If exploration damages a property, as it sometimes can, the Mining Act provides for a process of compensation. The surface rights holder can make an application to the Mining and Lands Commissioner who may award compensation. According to an Ontario Ministry of Northern Development & Mines (MNDM) publication there have been only 14 applications filed in Ontario over the last 10 years.
Another fact that was omitted from Campbell’s article, is that, in its early stages, exploration is usually non-intrusive. Exploration techniques such as airborne geophysical surveying, ground geophysical surveying, mapping and prospecting can be done without leaving a mark on the ground.

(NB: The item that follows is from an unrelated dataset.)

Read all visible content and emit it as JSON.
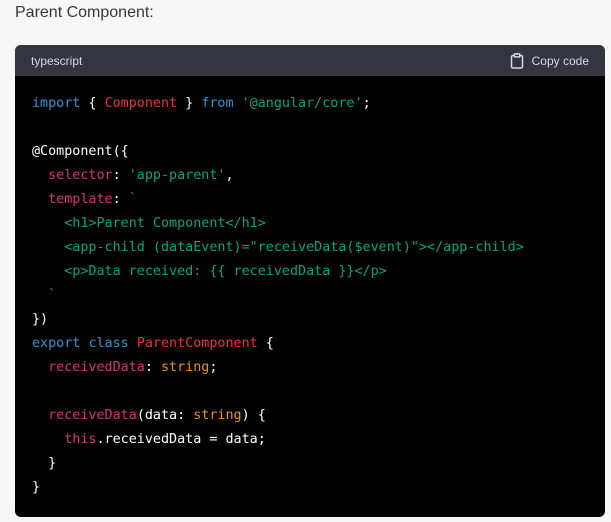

In addition, few properties advance beyond early exploration to the drilling stage. Statistics released by MNDM suggest that only one in 10 projects is worthy of drilling, and of those drill-tested projects, only one in 1,000 ever becomes a mine.
Despite all of these points, Campbell’s article does have some merit. As an industry, we have problems that must be addressed. I, however, do not think the problems are a result of the Mining Act or the “free miners” concept, as she contends.
In many cases land disputes arise because mining companies fail to communicate with other stakeholders. By not doing so they seem to be heavy-handed, corporate bullies, and public opinion can be swayed by an opposing view. Only by providing transparency and establishing effective dialogue can a company overcome misconceptions about its intentions. If the industry as a whole were united in this objective, we would most certainly provide less opportunity for criticism.